Le 21 août 2017 est décédé Réjean Ducharme, auteur de L'avalée des avalés. Il venait de fêter ses 76 ans. « La prochaine fois que je mourrai, ce sera la première fois. Je veux mourir verticalement, la tête en bas et les pieds en haut», avait-il confié à l'âge de 24 ans dans l'une de ses rares entrevues. L'auteur-compositeur Robert Charlebois lui a rendu hommage avec ces quelques vers : 

« Le silence est d'or
Dors Réjean, dors
Depuis qu't'a plume s'est envolée
On n'a plus mots à piétiner
dans l'Avalée des Avalés
Ta plume d'argent 
va continuer à réchauffer
l'Hiver de force des Enfantômes. »

Réjean Ducharme naît le 12 août, au nord de Montréal, près du fleuve Saint Laurent.

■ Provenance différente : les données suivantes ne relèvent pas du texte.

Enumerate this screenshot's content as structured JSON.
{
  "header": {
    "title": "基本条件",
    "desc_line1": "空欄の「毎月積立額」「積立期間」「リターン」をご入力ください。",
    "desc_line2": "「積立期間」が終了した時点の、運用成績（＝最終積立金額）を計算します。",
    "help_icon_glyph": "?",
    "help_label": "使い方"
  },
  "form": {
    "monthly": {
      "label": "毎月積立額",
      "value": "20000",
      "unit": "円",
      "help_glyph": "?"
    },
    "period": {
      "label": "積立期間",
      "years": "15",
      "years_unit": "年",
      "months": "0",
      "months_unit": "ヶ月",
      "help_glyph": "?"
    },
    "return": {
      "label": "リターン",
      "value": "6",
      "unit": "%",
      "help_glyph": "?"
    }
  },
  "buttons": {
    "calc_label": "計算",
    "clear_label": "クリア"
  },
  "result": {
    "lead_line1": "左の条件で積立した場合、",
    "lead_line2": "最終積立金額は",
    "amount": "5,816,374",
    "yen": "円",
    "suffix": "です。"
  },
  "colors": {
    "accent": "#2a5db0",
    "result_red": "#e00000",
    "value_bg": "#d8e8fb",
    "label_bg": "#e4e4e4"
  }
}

Mais c'est à Saint Ignace de Loyola que se réoule sa jeunesse, un décor grandiose que l'on retrouvera dans ses romans. Son père Omer Ducharme est ouvrier agricole, sa mère Nina porte le patronyme (courant au Canada, bien sûr, d’origine française) de Lavallée qui n’est pas sans rappeler le titre de son premier roman édité.

"Je ne veux pas être connu." 

Cet écrivain–dramaturge–scénariste–parolier–sculpteur québécois est resté, toute sa vie, une énigme, il a tout fait pour sauvegarder son anonymat, ne dérogeant jamais avec ce qu’il avait déclaré en 1966 « Je ne veux pas être connu ». Cette attitude de misanthropie récurrente fera même douter de son existence !  Pourtant, les médias qui retrouveront sa piste respecteront toujours scrupuleusement cette volonté de demeurer incognito. 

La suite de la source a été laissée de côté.